Quando era prefetto della Congregazione per la Dottrina della Fede, Joseph Ratzinger ha firmato, col pieno accordo di Giovanni Paolo II, la dispensa dal celibato per l’ordinazione di numerosi preti sposati, e la cosa è stata proseguita dal suo successore, William Levada, quando Ratzinger divenne Benedetto XVI (la prima dispensa di questo tipo risale a Pio XII). Tale dispensa concerne uomini che furono pastori protestanti oppure preti anglicani o episcopaliani (gli “anglicani americani”) che si sono convertiti al cattolicesimo. Questi uomini, divenuti agli occhi di Roma dei semplici laici cattolici, sono stati esentati dal celibato contestualmente alla loro nuova ordinazione come preti cattolici. Nel numero del 2 dicembre 2002 della rivista La Vie, un’inchiesta rivelava l’esistenza di questo clero atipico, e alla fine del giugno 2005 il settimanale pubblicava in esclusiva il ritratto di padre Patrick Balland, primo prete francofono toccato dal provvedimento, e quello della sua famiglia. Benedetto XVI ha aperto largamente la porta agli anglicani delusi dalla deriva liberale dell’anglicanesimo avvenuta nel 2009. Da allora hanno avuto luogo ordinazioni di chierici sposati in numero di una cinquantina.
In tale contesto, l’Inghilterra può essere considerata come una sorta di laboratorio di un clero latino sposato che coesiste con un clero celibe. Alcune diocesi contano un numero sostanziale di preti sposati (5%) e non potrebbero funzionare senza di loro. Questo libro presenta la prima inchiesta di valutazione del loro ministero. Si può concludere che si tratti di un successo (è il parere dello stesso episcopato inglese), ma quando si osserva da vicino si constatano delle difficoltà, specialmente in ordine al finanziamento delle famiglie pastorali e alla mobilità dei preti.

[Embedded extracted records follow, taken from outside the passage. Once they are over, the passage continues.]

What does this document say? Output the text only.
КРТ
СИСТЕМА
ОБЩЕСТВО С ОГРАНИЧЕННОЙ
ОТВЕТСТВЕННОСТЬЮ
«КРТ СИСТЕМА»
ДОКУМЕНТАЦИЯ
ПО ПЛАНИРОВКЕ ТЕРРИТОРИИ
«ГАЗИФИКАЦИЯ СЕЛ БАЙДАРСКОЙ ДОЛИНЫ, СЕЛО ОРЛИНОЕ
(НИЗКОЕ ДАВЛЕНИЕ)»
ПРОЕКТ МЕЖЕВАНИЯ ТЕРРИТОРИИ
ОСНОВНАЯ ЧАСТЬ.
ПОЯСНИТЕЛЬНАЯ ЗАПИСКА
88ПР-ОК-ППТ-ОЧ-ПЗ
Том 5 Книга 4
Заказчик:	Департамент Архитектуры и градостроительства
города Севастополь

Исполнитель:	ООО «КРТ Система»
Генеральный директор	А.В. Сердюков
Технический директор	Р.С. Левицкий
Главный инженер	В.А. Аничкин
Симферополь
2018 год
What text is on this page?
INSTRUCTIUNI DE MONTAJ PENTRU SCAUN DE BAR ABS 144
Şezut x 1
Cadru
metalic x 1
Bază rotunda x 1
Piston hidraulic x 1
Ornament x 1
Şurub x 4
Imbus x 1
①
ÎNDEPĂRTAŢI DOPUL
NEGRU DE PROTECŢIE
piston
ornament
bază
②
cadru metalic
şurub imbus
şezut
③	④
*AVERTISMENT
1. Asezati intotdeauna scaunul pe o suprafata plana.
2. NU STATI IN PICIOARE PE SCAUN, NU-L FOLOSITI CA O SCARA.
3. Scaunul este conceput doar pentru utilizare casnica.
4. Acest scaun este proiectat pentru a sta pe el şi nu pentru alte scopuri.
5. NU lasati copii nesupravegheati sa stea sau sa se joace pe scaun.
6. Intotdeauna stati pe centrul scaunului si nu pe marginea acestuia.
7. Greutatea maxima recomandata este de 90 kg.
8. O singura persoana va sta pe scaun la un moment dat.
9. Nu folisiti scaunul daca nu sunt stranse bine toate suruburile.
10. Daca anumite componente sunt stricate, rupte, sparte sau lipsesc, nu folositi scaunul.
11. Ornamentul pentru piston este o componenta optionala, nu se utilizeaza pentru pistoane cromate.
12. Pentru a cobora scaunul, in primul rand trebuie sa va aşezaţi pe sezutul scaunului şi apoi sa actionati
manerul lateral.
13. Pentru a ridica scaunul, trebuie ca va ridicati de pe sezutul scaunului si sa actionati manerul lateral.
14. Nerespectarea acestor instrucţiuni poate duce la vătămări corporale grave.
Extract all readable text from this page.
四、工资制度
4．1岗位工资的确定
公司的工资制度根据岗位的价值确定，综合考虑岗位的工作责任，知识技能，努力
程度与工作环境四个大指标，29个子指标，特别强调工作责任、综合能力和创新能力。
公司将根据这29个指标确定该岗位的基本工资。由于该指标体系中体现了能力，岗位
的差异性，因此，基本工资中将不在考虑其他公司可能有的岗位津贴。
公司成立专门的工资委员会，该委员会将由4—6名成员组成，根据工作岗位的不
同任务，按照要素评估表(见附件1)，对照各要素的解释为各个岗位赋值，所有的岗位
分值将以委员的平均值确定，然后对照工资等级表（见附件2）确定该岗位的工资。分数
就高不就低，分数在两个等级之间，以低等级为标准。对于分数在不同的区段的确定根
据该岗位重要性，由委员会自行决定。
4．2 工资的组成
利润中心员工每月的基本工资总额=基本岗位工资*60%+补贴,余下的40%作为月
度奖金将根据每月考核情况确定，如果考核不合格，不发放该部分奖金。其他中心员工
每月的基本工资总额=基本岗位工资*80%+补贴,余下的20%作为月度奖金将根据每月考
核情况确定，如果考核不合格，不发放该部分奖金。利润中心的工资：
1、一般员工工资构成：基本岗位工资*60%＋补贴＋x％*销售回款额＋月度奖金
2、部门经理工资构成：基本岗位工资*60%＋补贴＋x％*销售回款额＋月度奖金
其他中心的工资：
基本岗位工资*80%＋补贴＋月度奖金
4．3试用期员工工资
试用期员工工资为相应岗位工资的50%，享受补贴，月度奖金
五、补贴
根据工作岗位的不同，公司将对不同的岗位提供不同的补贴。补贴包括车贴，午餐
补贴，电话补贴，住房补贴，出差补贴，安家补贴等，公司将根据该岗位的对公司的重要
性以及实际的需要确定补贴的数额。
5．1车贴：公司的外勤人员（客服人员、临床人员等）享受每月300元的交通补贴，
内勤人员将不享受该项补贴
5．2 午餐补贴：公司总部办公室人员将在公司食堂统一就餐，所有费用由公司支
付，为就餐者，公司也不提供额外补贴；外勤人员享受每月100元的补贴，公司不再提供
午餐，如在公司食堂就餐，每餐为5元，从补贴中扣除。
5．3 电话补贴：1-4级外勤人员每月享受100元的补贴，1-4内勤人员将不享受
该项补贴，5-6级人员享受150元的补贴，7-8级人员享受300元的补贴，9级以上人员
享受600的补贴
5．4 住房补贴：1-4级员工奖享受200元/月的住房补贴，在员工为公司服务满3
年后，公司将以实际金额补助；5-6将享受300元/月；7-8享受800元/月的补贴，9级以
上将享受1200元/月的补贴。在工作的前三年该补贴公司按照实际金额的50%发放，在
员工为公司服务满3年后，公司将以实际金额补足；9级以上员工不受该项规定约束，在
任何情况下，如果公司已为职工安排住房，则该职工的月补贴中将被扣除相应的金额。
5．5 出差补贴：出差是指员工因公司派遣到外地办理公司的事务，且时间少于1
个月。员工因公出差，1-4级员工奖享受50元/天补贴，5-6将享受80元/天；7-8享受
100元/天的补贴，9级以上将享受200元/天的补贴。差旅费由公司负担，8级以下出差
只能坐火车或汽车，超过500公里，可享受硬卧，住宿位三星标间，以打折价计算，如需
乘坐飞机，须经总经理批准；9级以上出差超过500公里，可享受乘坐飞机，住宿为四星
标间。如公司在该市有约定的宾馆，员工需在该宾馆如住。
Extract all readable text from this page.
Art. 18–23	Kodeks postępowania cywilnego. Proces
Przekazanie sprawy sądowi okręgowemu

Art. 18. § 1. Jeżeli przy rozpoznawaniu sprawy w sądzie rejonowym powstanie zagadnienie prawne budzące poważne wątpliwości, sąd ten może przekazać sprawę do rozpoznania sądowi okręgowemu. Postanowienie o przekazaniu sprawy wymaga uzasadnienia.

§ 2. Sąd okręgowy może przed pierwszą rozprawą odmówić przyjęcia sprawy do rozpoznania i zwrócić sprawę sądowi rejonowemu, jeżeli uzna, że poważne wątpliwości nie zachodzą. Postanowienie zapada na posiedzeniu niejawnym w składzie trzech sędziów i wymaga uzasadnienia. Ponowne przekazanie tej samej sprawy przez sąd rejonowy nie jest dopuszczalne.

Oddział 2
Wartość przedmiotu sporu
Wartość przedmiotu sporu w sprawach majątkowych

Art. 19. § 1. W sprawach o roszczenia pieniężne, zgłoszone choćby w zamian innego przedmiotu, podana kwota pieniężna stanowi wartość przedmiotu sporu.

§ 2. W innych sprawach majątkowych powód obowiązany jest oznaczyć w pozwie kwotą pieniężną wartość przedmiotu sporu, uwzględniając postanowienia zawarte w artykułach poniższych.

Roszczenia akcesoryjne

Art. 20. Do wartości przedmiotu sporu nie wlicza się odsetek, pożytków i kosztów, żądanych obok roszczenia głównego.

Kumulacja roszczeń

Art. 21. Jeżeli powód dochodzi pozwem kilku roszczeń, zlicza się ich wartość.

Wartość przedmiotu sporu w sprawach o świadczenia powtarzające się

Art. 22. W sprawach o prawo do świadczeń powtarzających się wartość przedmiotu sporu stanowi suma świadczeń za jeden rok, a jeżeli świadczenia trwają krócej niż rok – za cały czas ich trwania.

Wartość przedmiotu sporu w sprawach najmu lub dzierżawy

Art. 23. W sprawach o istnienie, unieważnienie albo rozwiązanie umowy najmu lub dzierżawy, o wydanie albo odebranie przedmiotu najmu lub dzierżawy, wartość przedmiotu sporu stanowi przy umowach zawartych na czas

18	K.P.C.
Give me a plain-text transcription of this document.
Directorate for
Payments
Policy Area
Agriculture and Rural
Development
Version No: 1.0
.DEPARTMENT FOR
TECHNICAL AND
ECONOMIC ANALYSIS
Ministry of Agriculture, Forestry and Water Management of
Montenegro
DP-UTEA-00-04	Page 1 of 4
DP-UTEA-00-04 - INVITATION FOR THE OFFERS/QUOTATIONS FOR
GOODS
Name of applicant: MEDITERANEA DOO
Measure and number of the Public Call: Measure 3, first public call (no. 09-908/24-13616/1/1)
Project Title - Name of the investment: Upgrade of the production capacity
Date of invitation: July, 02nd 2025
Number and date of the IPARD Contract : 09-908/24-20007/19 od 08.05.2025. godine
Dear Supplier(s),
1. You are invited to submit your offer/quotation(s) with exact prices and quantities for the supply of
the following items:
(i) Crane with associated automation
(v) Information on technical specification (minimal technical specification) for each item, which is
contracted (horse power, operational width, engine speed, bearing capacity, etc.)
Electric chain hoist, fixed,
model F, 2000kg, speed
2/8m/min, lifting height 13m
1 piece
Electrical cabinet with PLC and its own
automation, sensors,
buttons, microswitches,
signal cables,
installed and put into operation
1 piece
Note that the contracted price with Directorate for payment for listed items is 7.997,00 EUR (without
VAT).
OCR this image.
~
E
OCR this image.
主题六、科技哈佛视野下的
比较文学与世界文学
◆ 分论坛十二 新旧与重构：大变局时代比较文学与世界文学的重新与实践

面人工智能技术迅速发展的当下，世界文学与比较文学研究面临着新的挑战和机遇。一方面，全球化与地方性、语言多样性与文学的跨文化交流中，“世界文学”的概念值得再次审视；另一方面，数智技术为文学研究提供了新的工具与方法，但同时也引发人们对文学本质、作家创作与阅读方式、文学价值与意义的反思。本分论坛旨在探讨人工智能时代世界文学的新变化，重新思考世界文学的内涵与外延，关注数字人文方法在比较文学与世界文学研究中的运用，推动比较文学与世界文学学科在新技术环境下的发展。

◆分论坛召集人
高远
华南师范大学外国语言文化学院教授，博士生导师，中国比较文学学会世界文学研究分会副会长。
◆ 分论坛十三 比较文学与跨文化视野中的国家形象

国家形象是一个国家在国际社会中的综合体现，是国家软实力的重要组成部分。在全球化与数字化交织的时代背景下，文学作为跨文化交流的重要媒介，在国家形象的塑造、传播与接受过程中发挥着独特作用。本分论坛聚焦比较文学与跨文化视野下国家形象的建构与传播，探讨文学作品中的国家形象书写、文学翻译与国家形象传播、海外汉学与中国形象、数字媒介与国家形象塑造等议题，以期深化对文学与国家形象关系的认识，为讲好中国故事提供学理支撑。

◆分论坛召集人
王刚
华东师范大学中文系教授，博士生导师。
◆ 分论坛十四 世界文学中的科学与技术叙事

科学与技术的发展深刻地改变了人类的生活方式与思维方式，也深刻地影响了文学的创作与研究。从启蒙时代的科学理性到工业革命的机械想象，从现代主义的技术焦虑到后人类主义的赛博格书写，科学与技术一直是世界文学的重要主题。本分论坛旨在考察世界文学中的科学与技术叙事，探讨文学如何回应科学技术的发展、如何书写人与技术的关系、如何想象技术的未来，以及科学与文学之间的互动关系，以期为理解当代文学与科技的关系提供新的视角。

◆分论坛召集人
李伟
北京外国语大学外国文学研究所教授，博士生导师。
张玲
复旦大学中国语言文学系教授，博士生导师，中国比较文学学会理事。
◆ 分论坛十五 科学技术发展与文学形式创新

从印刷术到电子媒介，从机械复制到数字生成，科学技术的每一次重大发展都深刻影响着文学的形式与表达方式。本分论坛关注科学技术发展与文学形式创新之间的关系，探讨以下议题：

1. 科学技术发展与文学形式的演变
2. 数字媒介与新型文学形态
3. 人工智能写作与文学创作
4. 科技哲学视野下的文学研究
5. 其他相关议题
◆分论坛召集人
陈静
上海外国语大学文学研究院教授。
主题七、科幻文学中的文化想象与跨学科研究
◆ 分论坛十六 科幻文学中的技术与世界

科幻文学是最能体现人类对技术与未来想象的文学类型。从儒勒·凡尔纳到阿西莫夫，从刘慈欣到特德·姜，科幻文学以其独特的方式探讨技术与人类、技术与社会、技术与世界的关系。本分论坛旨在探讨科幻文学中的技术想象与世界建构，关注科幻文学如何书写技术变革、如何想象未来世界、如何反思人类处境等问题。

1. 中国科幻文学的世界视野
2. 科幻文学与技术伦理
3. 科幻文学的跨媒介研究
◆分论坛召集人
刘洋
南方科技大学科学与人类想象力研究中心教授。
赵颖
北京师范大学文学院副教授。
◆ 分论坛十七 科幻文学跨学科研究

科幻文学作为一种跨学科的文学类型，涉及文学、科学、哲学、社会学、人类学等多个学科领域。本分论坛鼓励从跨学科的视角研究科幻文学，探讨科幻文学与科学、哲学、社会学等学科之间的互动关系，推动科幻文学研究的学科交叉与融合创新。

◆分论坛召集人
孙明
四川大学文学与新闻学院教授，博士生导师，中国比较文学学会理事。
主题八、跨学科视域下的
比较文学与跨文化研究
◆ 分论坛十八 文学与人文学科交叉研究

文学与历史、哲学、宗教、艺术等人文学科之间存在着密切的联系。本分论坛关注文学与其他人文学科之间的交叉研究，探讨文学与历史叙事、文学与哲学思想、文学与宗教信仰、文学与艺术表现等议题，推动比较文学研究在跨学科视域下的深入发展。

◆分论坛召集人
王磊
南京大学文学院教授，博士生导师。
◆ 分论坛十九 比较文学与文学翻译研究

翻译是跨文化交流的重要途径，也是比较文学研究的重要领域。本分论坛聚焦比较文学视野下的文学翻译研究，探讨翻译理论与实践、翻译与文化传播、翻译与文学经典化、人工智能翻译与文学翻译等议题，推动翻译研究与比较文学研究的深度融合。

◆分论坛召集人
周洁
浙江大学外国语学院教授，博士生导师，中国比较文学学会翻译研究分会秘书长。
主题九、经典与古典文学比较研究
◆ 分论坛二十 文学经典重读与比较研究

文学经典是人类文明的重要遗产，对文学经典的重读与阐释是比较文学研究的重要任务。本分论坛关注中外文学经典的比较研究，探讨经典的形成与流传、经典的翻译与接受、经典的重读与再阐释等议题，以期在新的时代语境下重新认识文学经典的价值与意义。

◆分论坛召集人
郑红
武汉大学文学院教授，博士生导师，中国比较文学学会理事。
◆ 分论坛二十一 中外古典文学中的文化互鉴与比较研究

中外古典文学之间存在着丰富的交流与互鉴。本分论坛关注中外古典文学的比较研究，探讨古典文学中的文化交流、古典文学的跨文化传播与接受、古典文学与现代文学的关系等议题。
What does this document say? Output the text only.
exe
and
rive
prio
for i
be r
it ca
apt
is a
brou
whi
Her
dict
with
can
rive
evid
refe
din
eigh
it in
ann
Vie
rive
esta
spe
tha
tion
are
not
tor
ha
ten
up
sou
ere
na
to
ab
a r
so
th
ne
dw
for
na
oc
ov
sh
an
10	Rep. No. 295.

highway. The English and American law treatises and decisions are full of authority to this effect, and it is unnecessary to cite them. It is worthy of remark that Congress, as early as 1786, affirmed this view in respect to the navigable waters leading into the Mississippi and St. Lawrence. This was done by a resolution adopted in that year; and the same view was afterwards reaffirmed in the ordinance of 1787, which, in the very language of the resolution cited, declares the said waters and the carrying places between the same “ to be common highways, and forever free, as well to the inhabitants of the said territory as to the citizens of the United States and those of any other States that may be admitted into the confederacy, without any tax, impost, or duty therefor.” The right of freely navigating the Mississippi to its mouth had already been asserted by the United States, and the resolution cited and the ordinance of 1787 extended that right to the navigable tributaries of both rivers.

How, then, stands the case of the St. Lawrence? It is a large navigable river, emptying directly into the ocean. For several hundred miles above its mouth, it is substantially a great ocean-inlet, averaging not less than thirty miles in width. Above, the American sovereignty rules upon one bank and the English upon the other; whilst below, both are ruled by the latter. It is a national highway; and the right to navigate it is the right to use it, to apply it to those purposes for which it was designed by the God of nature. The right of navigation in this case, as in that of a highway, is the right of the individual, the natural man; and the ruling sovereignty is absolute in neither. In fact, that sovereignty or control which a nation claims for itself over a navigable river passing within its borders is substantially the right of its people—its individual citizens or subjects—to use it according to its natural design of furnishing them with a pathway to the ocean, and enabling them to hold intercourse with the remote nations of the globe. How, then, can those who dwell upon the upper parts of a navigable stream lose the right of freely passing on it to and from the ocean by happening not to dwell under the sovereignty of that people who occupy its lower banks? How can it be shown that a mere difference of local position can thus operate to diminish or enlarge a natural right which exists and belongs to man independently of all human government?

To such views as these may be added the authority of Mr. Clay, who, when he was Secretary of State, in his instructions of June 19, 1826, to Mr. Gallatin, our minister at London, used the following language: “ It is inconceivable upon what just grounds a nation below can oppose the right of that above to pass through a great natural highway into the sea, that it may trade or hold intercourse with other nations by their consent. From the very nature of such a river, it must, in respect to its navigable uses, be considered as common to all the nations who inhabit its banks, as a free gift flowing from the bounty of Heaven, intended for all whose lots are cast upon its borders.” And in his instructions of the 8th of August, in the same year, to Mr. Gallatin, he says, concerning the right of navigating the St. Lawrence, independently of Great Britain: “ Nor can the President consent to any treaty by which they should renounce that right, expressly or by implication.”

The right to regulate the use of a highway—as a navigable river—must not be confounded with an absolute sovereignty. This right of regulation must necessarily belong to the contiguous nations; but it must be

Jean Mercier, Célibat des Prêtres, 8-9
Come si vede, la Chiesa cattolica è al contempo consapevole dell’immensa dignità del celibato sacerdotale e del suo carattere giuridico proprio: ciò le permette di custodirlo gelosamente come la perla rara che è mentre al contempo – proprio per non inflazionarlo e insudiciarlo – si tiene la libertà di studiare vie per portare a tutti gli uomini del mondo i misteri di Cristo.